In a book published last year, “AP: A Critical Examination of the Advanced Placement Program,” some academics expressed concern that under a push by the College Board to broaden its reach, too many unprepared students were taking — and failing — A.P. classes.
But Philip Sadler, a Harvard lecturer who edited the book, said of the effort: “They’re doing the right things and have had substantial increases in the number of kids who pass some A.P. exam. So that’s all good news.”
South High Community, which sits on a hilltop in this gritty town west of Boston, acquired a violent reputation after a Hispanic student stabbed a black classmate to death in 1989. Eighty-five percent of its 1,220 students this year were poor enough to qualify for the federal lunch program. Like many schools, South had previously let students take A.P. classes only they if had passed certain prerequisite courses with high grades and obtained a teacher’s recommendation.
In 2009, the school began working with the math and science initiative, which requires that all barriers to A.P. enrollment be removed. “My initial instinct was that if we let everybody in, it was just going to dumb down the classes,” Mr. Nystrom recalled.
But the school began urging students during announcements to sign up for A.P. classes, making it clear in guidance sessions and in meetings with parents that they were not just for white or middle-class students.
Mr. Nystrom had his own recruitment program. He made tongue-in-cheek posters portraying the rap stars Lil Wayne and Flavor Flav, as well as the male heartthrobs in “Twilight,” endorsing A.P. statistics as the supposed keys to success in life.
Forty-six students enrolled in Mr. Nystrom’s class in 2009, up from 12 the year before, of whom six had earned qualifying scores of at least 3 out of 5. Of the 46 students, 22 earned qualifying scores on exams in May 2010.
Last fall, enrollment surged to 61 students. Forty-three of those passed the exam, and 15, or 25 percent, got the top score. Worldwide, 15 percent of the 18,000 people who took the statistics exam got 5’s this year.
Thirty-one low-income students from Mr. Nystrom’s class passed the exam, more than at any other high school in Massachusetts.
The teacher’s manic energy and persistence may be one reason for his success. In his first-period class the other day, Mr. Nystrom outlined the meaning of basic vocabulary words in statistics — sample, parameter, inference — and then went over nuances.
Using an overhead projector, he drew a contingency table relating the relative preferences of males and females for hip hop, country and indie rock music, then used the table to explain marginal distribution.

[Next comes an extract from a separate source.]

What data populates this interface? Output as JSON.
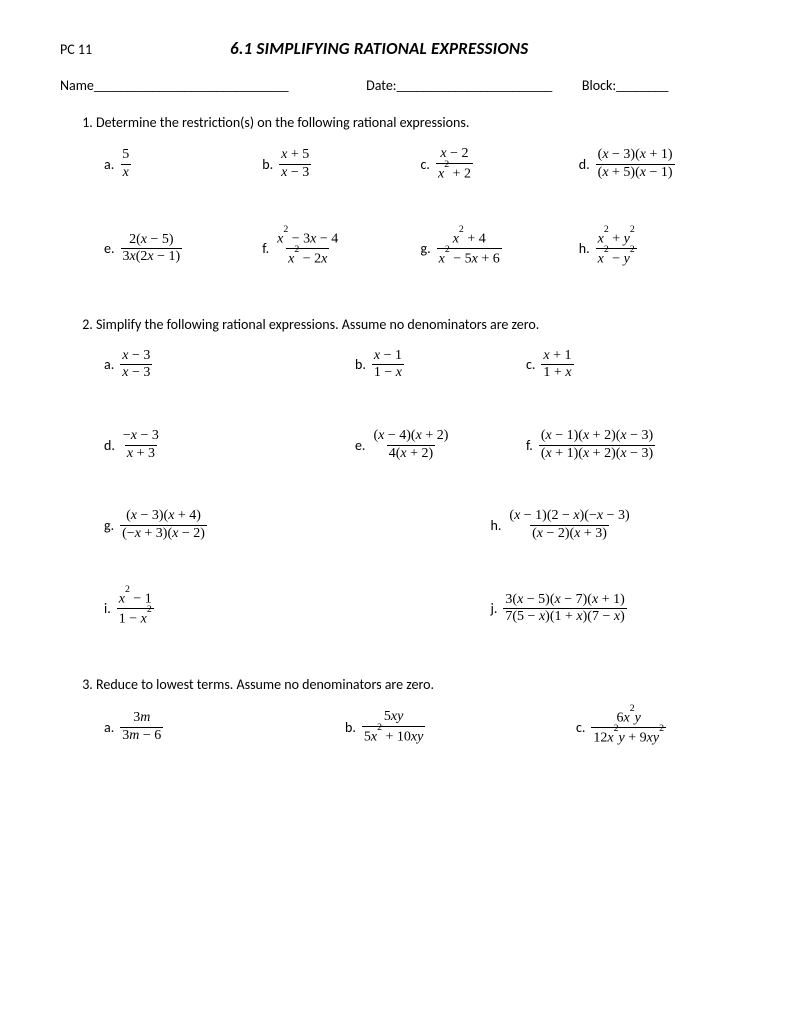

Some students struggled to understand the table, and he explained it again — until Ashley Tran, a 15-year-old sophomore, interrupted.
“Oh, I get it!” she exclaimed.
“My favorite sound!” Mr. Nystrom said. Kristopher Santana, 17, a senior whose mother is a customer service representative at a tool company, was among those who scored a 5 in May. He said the 18 hours of Saturday classes organized by the initiative, and Mr. Nystrom’s twice-weekly, after-school tutoring sessions, had been helpful.
And the $100 incentive?
“There’s something cool about the money,” Kristopher said. “It’s a great extra.”
Mr. Nystrom attributed his students’ success to the Saturday classes, the extra training he got and the collective effort by his colleagues to persuade students that hard work can bring success.
“I’d like to think the incentive payments had little impact,” he added. “But maybe way in the back of my mind, I know that if I just push a little harder and work every minute of every class, more students might pass the exam, and I might increase my monetary incentive.”